横文字の島

Ile de l'alphabet ~ ある翻訳者の備忘録

ポール・ジャクレー展@太田記念美術館

www.ukiyoe-ota-muse.jp

 面白そうな美術展を探す時、「artscape」を見るのだけど、時々、初めて知るアーティストがいる。好きなジャンルが偏っているがゆえの不勉強なのだが、今回はポール・ジャクレー(Paul Jacoulet 1896-1960)を発見した。

 

 フランス人の版画家・浮世絵画家で、1899年(明治32年)、父親の仕事のため3歳の時に来日し、64歳で亡くなるまで日本で暮らした。昭和9年、38歳の頃から、南洋やアジアで暮らす人々を描いた木版画を続々と刊行したという。
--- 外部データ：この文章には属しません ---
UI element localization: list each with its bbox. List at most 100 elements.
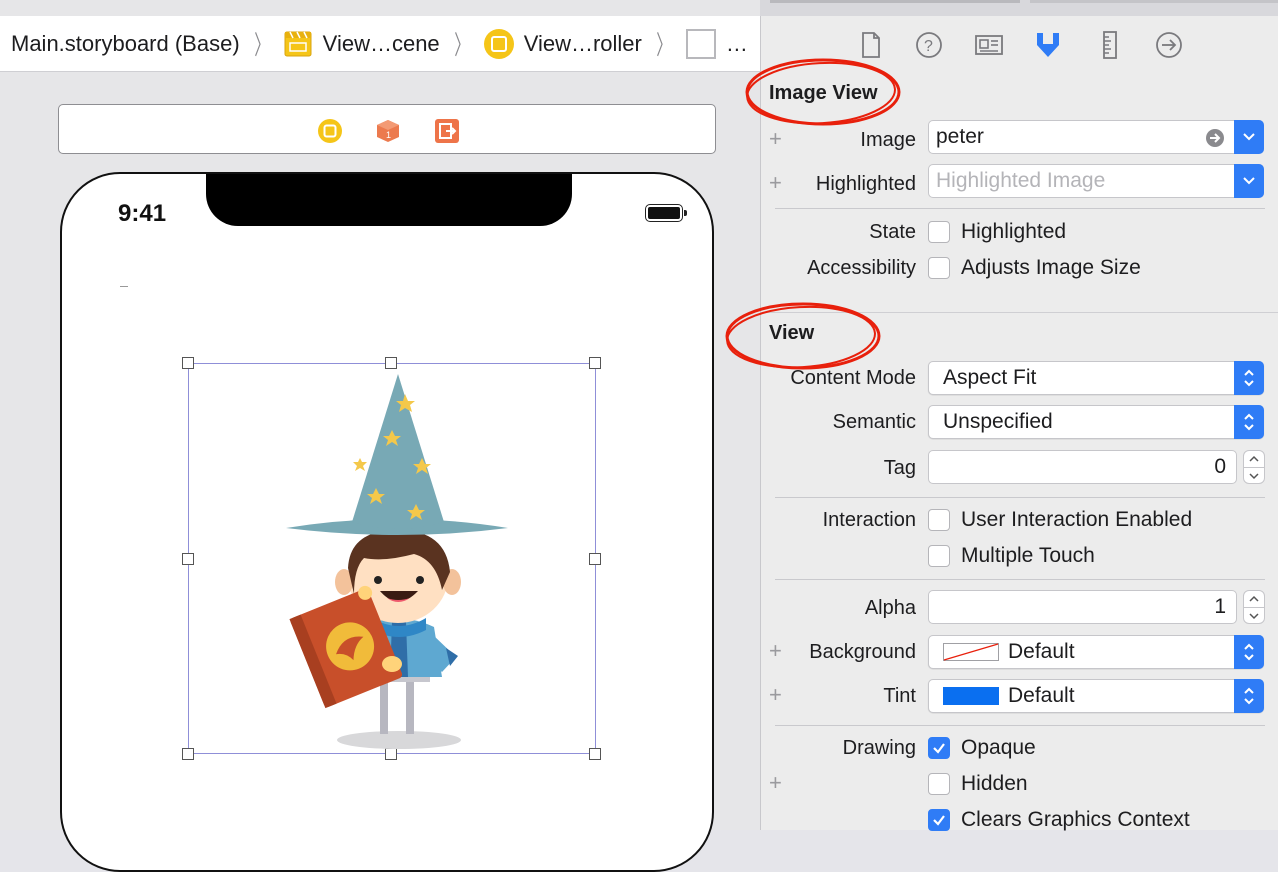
highlighted-state-option: Highlighted bbox=[961, 220, 1067, 243]
background-label: Background bbox=[809, 641, 916, 663]
clears-graphics-context-option: Clears Graphics Context bbox=[961, 808, 1190, 831]
section-divider bbox=[761, 312, 1278, 313]
add-variation-highlighted-button[interactable]: + bbox=[769, 170, 782, 196]
tint-label: Tint bbox=[883, 685, 916, 707]
size-icon[interactable] bbox=[1095, 30, 1125, 60]
attributes-inspector: ? Image View + Image peter + Highlighted… bbox=[725, 16, 1278, 831]
breadcrumb-storyboard[interactable]: Main.storyboard (Base) bbox=[11, 31, 240, 57]
alpha-label: Alpha bbox=[864, 597, 916, 619]
scene-icon bbox=[284, 30, 312, 58]
tint-value: Default bbox=[1008, 684, 1075, 707]
inspector-tab-bar: ? bbox=[761, 16, 1278, 74]
up-down-chevron-icon bbox=[1234, 361, 1264, 395]
tag-value: 0 bbox=[1214, 455, 1226, 478]
up-down-chevron-icon bbox=[1234, 635, 1264, 669]
jump-bar: Main.storyboard (Base) 〉 View…cene 〉 Vie… bbox=[0, 16, 760, 72]
tint-color-popup[interactable]: Default bbox=[928, 679, 1264, 713]
exit-icon[interactable] bbox=[434, 118, 460, 144]
section-header-image-view: Image View bbox=[769, 82, 878, 104]
content-mode-label: Content Mode bbox=[790, 367, 916, 389]
adjusts-image-size-option: Adjusts Image Size bbox=[961, 256, 1141, 279]
image-combo-field[interactable]: peter bbox=[928, 120, 1264, 154]
breadcrumb-separator: 〉 bbox=[656, 30, 672, 60]
multiple-touch-option: Multiple Touch bbox=[961, 544, 1095, 567]
connections-icon[interactable] bbox=[1154, 30, 1184, 60]
resize-handle-top[interactable] bbox=[385, 357, 397, 369]
breadcrumb-view[interactable]: … bbox=[685, 28, 748, 59]
user-interaction-checkbox[interactable] bbox=[928, 509, 950, 531]
opaque-option: Opaque bbox=[961, 736, 1036, 759]
semantic-label: Semantic bbox=[832, 411, 916, 433]
adjusts-image-size-checkbox[interactable] bbox=[928, 257, 950, 279]
state-label: State bbox=[869, 221, 916, 243]
tag-field[interactable]: 0 bbox=[928, 450, 1237, 484]
battery-icon bbox=[645, 204, 687, 222]
image-label: Image bbox=[860, 129, 916, 151]
help-icon[interactable]: ? bbox=[914, 30, 944, 60]
resize-handle-bottom-left[interactable] bbox=[182, 748, 194, 760]
resize-handle-left[interactable] bbox=[182, 553, 194, 565]
breadcrumb-separator: 〉 bbox=[253, 30, 270, 60]
multiple-touch-checkbox[interactable] bbox=[928, 545, 950, 567]
tag-label: Tag bbox=[883, 457, 916, 479]
file-icon[interactable] bbox=[855, 30, 885, 60]
highlighted-image-field[interactable]: Highlighted Image bbox=[928, 164, 1264, 198]
divider bbox=[775, 208, 1265, 209]
up-down-chevron-icon bbox=[1234, 405, 1264, 439]
image-value: peter bbox=[936, 125, 984, 148]
resize-handle-top-left[interactable] bbox=[182, 357, 194, 369]
background-value: Default bbox=[1008, 640, 1075, 663]
svg-text:1: 1 bbox=[386, 130, 391, 140]
scene-dock: 1 bbox=[58, 104, 716, 154]
default-color-swatch-icon bbox=[943, 643, 999, 661]
go-to-image-icon[interactable] bbox=[1205, 128, 1225, 154]
add-variation-hidden-button[interactable]: + bbox=[769, 770, 782, 796]
add-variation-image-button[interactable]: + bbox=[769, 126, 782, 152]
divider bbox=[775, 725, 1265, 726]
divider bbox=[775, 497, 1265, 498]
accessibility-label: Accessibility bbox=[807, 257, 916, 279]
background-color-popup[interactable]: Default bbox=[928, 635, 1264, 669]
resize-handle-bottom-right[interactable] bbox=[589, 748, 601, 760]
resize-handle-top-right[interactable] bbox=[589, 357, 601, 369]
interaction-label: Interaction bbox=[822, 509, 916, 531]
image-dropdown-button[interactable] bbox=[1234, 120, 1264, 154]
layout-guide-mark bbox=[120, 286, 128, 287]
breadcrumb-view-controller[interactable]: View…roller bbox=[483, 28, 642, 59]
add-variation-background-button[interactable]: + bbox=[769, 638, 782, 664]
add-variation-tint-button[interactable]: + bbox=[769, 682, 782, 708]
drawing-label: Drawing bbox=[842, 737, 916, 759]
highlighted-image-placeholder: Highlighted Image bbox=[936, 169, 1106, 192]
tag-stepper[interactable] bbox=[1243, 450, 1265, 484]
opaque-checkbox[interactable] bbox=[928, 737, 950, 759]
highlighted-dropdown-button[interactable] bbox=[1234, 164, 1264, 198]
breadcrumb-scene[interactable]: View…cene bbox=[284, 30, 440, 58]
alpha-field[interactable]: 1 bbox=[928, 590, 1237, 624]
hidden-option: Hidden bbox=[961, 772, 1028, 795]
breadcrumb-separator: 〉 bbox=[453, 30, 470, 60]
semantic-popup[interactable]: Unspecified bbox=[928, 405, 1264, 439]
hidden-checkbox[interactable] bbox=[928, 773, 950, 795]
status-bar-time: 9:41 bbox=[118, 200, 167, 227]
storyboard-editor[interactable]: Main.storyboard (Base) 〉 View…cene 〉 Vie… bbox=[0, 0, 760, 872]
first-responder-icon[interactable]: 1 bbox=[375, 118, 401, 144]
clears-graphics-context-checkbox[interactable] bbox=[928, 809, 950, 831]
wizard-character-image bbox=[286, 374, 508, 749]
user-interaction-option: User Interaction Enabled bbox=[961, 508, 1193, 531]
tint-color-swatch-icon bbox=[943, 687, 999, 705]
section-header-view: View bbox=[769, 322, 815, 344]
semantic-value: Unspecified bbox=[943, 410, 1053, 433]
resize-handle-right[interactable] bbox=[589, 553, 601, 565]
up-down-chevron-icon bbox=[1234, 679, 1264, 713]
identity-icon[interactable] bbox=[974, 30, 1004, 60]
device-notch bbox=[206, 174, 572, 226]
highlighted-state-checkbox[interactable] bbox=[928, 221, 950, 243]
view-controller-dock-icon[interactable] bbox=[317, 118, 343, 144]
alpha-value: 1 bbox=[1214, 595, 1226, 618]
attributes-icon[interactable] bbox=[1033, 30, 1063, 60]
view-icon bbox=[685, 28, 716, 59]
divider bbox=[775, 579, 1265, 580]
view-controller-icon bbox=[483, 28, 514, 59]
content-mode-popup[interactable]: Aspect Fit bbox=[928, 361, 1264, 395]
alpha-stepper[interactable] bbox=[1243, 590, 1265, 624]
 この経歴だけでも十分ユニークだが、ジャクレーの活動期間は、ちょうど「新版画」が出てきた時代と重なった。

 

新版画とは、大正から昭和にかけて、絵師、彫師、摺師の協同作業によって制作された木版画のことです。通常は版元が制作を主導しますが、ジャクレーは自らが彫師と摺師を指揮する私家版という珍しい手法を取ることで、独自の芸術性を追求しました。

(美術館サイトより)


 昭和初期、それも戦前ともなると、日本が少しずつ領土を広げていた時期だ。ジャクレーは朝鮮、中国、ミクロネシアの国々へと出かけ、現地の人々をモデルに絵を描く。南洋へは療養のために行ったというが、日本では見ない色彩の鮮やかな風景や民族衣装、人々の風俗に、つい絵筆をとったのかもしれない。

 

 西洋絵画のタッチで浮世絵を摺ったような、独特の画風。作品によっては100色以上摺ったという。ただ、摺師によると、色数の多さよりも、ジャクレー独特の「色を作る方が難しかった」とか。
 現代でも何かのポスターになりそうな、モダンさがある。日本人画家なら選ばないモデルや場面を選んだり、同時代の「新版画」作家と違うオリジナリティーがある。